Acalabrutinib is a second generation Bruton’s tyrosine kinase (BTK) inhibitor that targets the B-cell receptor signaling and is considered a prime target for the treatment of CLL. Acalabrutinib inhibits BTK activity preventing the activation of the B-cell antigen receptor pathway, and leads to CLL cell death. Recently at the 2016 ASCO annual meeting researchers presented preliminary results from an ongoing phase 1-2 study using acalabrutinib to treat patients with previously untreated CLL. Of the 74 patients enrolled in the trial 72 were evaluable for response. Acalabrutinib was well tolerated, with 72 of 74 patients remaining on treatment at time of analysis and evaluable for response. Neither of the two patients discontinued treatment for drug related adverse events.

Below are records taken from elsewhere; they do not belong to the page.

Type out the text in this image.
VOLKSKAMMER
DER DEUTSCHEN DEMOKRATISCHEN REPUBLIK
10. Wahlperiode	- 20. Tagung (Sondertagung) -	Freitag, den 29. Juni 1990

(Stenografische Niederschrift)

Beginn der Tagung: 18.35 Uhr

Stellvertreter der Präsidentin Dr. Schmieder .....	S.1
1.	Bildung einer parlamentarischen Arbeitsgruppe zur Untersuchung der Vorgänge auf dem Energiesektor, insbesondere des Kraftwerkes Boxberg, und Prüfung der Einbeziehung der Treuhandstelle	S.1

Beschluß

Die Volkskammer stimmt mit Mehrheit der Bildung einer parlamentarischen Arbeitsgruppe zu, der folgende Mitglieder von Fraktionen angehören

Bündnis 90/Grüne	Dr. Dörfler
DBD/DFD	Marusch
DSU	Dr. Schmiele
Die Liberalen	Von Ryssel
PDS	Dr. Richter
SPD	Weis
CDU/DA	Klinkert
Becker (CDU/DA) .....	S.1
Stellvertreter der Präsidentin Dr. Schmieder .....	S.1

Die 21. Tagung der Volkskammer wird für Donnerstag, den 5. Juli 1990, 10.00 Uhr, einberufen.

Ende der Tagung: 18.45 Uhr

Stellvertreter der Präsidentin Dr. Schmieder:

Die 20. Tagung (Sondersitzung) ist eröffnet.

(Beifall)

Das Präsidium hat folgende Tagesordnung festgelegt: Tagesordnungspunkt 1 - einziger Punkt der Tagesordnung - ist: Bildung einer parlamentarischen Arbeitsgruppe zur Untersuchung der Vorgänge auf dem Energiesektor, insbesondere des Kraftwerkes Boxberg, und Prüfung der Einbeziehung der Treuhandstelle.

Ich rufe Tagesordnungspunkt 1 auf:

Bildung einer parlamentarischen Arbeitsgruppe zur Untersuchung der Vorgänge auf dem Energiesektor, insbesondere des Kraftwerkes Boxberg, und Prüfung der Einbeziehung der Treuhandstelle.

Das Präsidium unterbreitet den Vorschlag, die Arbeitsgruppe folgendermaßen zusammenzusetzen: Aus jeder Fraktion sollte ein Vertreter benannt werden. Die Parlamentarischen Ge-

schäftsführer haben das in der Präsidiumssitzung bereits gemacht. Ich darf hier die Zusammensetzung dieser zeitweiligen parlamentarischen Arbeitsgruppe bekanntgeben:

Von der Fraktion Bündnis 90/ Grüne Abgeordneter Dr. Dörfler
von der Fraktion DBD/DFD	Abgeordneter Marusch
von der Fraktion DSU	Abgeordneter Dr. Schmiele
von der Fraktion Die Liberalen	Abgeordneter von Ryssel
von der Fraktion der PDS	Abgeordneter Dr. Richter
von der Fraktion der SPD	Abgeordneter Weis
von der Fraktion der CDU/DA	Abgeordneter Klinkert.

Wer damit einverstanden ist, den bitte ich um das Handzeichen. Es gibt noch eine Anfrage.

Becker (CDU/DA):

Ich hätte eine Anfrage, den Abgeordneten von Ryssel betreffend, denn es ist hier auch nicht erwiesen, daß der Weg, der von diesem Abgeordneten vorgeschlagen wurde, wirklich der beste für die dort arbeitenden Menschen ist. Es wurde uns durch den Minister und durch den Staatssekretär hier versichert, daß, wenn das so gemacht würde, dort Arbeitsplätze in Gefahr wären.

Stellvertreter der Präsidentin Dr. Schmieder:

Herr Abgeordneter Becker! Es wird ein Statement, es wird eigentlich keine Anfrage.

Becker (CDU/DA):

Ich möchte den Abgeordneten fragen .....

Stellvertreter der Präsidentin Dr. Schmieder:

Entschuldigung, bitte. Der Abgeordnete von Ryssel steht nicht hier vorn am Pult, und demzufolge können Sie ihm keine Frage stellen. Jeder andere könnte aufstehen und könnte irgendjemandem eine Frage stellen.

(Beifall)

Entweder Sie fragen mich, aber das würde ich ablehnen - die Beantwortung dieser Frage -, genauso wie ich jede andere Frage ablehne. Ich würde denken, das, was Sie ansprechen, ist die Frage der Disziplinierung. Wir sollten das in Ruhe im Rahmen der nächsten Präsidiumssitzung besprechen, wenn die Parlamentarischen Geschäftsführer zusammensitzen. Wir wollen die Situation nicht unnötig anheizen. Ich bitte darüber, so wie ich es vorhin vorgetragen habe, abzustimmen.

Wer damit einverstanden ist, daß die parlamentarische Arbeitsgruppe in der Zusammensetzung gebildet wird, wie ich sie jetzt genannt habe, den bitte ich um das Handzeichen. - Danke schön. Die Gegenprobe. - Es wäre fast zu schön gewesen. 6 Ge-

The most common side effects were headaches, diarrhea, arthralgia, contusion, nausea, and weight increase, all characterized as mild. Treatment related lymphocytosis occurred in 53% of patients and was resolved in 97% of the affected patients at a median of 7 weeks. Patients who took acalabrutinib experienced a 96% overall response rate (PR=86%, PR-L=10%) with the median time to response being 2-8 months. For patients with untreated CLL the initial safety profile and high response rates are promising. Based on these results a phase 3 trial of acalabrutinib versus ibrutinib has commenced to further study the use of acalabrutinib in the treatment of patients with CLL.